The operator closed the downstream block valve before closing upstream block valve.
The pressure safety valve was passing, which allowed 300 barg gas into a system rated for 36 barg. System burst at approximately 120 barg.
PSVs were not physically locked open (which would prevent movement). There was no locked open/locked closed (LO/LC) system implemented on-site, allowing operator to move valves without warning.
Valve movement was conducted without formal work authorisation and procedure.
Lack of awareness of operator on high pressure/low pressure (HP/LP) pipe interface.
There was a desire to keep the leaking PSV in operation to avoid a compressor shutdown.


What did they learn?
Check and replace all leaking PSVs on-site.
All valves LO/LC defined on piping and instrumentation diagrams (PIDs) should be clearly identified on site. Locking devices should be installed.
Consistency between locking positions on site and PIDs should be checked at least every 3 months and after major site interventions.

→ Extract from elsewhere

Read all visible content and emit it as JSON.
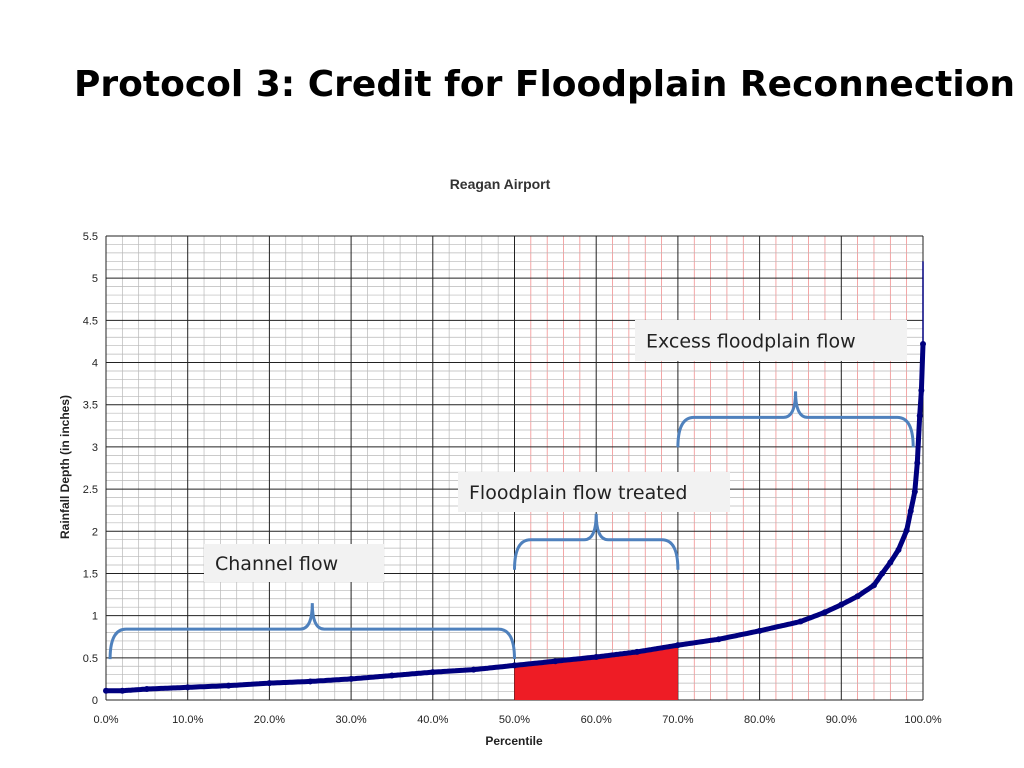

Each operating site should ensure it has a procedure detailing all steps to swap on-line PSVs, and a procedure to isolate PSVs fully for intervention scope.
Check and validate upstream isolation valve tightness before closing downstream isolation valve.
Each isolation valve installed downstream of a PSV should be kept locked open except when maintenance or inspection activity has been authorised.

Ask yourself or your crew
How can something like this happen here?
Have you observed any systems or equipment not working properly (leaking etc.)? What is the process for reporting and replacing it?
Do we have a locked open/locked closed (LO/LC) system in place?
- Have we installed locking devices on all the valves defined in the piping and instrumentation diagrams (PIDs)?
- How can we make sure the system is effective?
What procedures do you have to follow when working on pressure safety valves? How can we improve these to make your work safer?
An operator mistakenly closed the downstream instead of the upstream valve when working on a system. This led to over pressurisation and a failure of the pipe network. The subsequent burst killed the operator.